The Afghanistan World Foundation (AWF) origins trace to December 1979 when Sonia Nassery fled to the United States from Afghanistan during the Soviet invasion. After establishing herself, Sonia wrote an appeal to President Ronald Reagan, who invited her to the White House to discuss the Afghan-Soviet War. Initially, Sonia’s activism was directed at organizing Congressional testimony resulting in the arming of Commander Ahmad Massoud’s Northern Alliance Freedom Fighters, an indigenous Afghan resistance movement, with Stinger missiles to resist the Soviet invasion. After the Soviet withdrawal in February 1989, Sonia turned to the needs of her devastated country and especially the Afghan refugees, millions of whom were living in crowded camps in the countries bordering Afghanistan. Her efforts resulted in raising millions of dollars to aid to the Afghan refugees and the construction of needed health facilities and services in the camps. In recognition of her charitable work for Afghan refugees, she was awarded a Peace Medal in the early 1990s at the United Nations in New York.
In May of 2002, in the wake of the U.S. and coalition response to the September 11th tragedy, Ms. Sonia Nassery Cole founded the Afghanistan World Foundation (AWF) of which she was elected Chairman and CEO. AWF seeks to actively engage the public and private sectors, individuals, organizations, corporations and government ministries as well as the international aid community in our collaborative efforts to meet the critical humanitarian needs and assist in the reconstruction of Afghanistan.
The mission of the Afghanistan World Foundation (AWF) is to provide multilevel broad-based support at the grass roots level pursuant to the Afghan National Development Framework (NDF) mandate. AWF action programs are based on high priority survival needs in Afghanistan such as education, economic development and emergency health services, hospitals, mobile care systems, and enhancing social opportunities for Afghan women and children.
|The educational and health systems in Afghanistan are in dire states of neglect after three decades of conflict. Devastation of the country from war and hostile occupation from the repressive Taliban regime destroyed over 70 percent of the schools and most of its hospitals. The task of rebuilding these vital systems is urgent. Quality education and basic health care are pillars for building a strong civil society and a vibrant democracy in Afghanistan. The AWF is investing in rebuilding schools, health services and related core social programs relevant to the needs of twenty-first century Afghanistan as it embarks upon a promising future. |
The Board of the Afghanistan World Foundation is dedicated to increasing public awareness by spotlighting these critical needs and on developing effective solutions. AWF produces media worthy events and programs to attract the support of the public, donors, volunteers and securing involvement of decision makers. AWF also works with other agencies focused on serving special areas of Afghan humanitarian needs, as well as with USA and International officials involved in helping rebuild and protect the newly won freedoms of Afghanistan.

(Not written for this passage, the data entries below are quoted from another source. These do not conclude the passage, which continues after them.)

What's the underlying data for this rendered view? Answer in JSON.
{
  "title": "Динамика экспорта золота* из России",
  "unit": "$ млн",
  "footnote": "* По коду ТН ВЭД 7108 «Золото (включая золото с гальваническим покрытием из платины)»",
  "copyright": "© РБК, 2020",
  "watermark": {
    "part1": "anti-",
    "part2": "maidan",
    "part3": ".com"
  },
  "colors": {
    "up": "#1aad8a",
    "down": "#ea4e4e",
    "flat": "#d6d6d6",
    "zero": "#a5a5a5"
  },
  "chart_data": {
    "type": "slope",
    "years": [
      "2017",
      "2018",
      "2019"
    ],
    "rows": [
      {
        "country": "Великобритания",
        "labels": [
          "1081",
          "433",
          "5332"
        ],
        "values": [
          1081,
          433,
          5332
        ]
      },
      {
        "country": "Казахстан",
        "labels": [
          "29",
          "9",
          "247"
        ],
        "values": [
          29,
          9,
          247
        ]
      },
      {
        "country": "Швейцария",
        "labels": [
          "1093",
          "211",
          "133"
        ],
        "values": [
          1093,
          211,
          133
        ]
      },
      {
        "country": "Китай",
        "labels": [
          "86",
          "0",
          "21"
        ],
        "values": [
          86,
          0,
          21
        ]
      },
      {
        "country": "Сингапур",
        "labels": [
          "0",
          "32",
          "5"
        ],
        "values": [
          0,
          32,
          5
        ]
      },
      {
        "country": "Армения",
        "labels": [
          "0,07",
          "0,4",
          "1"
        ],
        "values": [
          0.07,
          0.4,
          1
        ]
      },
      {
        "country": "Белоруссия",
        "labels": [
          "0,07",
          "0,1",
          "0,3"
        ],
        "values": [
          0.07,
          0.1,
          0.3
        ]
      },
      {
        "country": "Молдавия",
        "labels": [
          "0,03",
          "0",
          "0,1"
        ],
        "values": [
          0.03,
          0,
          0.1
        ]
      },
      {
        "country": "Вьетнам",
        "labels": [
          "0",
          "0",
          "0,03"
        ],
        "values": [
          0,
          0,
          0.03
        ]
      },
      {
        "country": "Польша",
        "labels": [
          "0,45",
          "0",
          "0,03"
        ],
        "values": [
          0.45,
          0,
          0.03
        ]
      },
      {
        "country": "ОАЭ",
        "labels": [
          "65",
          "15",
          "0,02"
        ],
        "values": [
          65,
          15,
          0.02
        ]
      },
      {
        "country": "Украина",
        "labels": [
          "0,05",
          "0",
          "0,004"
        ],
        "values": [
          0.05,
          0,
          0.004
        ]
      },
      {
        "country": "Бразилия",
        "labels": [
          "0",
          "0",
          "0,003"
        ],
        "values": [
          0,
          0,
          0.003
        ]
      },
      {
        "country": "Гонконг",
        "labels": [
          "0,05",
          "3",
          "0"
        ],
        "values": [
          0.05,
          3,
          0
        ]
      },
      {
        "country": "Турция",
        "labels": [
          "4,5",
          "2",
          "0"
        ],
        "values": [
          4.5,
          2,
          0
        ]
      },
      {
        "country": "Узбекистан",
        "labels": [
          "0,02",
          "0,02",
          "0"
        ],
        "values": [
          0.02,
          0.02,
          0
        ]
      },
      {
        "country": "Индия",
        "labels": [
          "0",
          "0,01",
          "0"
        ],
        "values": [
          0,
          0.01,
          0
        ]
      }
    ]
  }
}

Afghanistan is one of the most heavily mined countries in the world and has the highest number of reported casualties due to landmines and unexploded ordnance injuries in the world. The estimated number of landmines has been as high as 40million and with a population of 28million the cruel reality is that there are one and half landmines per person. While virtually all combatants in Afghanistan in recent decades have used mines as a military tactic, the cruelest casualties on civilians have been inflicted by anti-personnel mines laid by the invading Soviet forces from 1979-1989. Landmines have been planted indiscriminately over most of the country. Agricultural farms, grazing areas, irrigation canals, residential areas, roads and footpaths, both in urban and rural areas, are contaminated. Mines have become a major obstacle to repatriation, relief, rehabilitation and development activities. The United Nation’s Mine Action Program for Afghanistan (in operation since 1989) along with scores of non-governmental organizations and UN affiliates have been working diligently through war and peace to reduce the massive numbers of landmines in Afghanistan. Although perceptible progress has been made, the rugged terrain, political instability and the broad distribution of unmarked and unmapped landmines have led to high casualty rates making victim assistance a priority concern. Therefore the current AWF Mission Statement emphasizes the critical need for mobile emergency medical services in Afghanistan to assist the inhabitants in remote villages that have lost precious lives from lack of urgent critical care.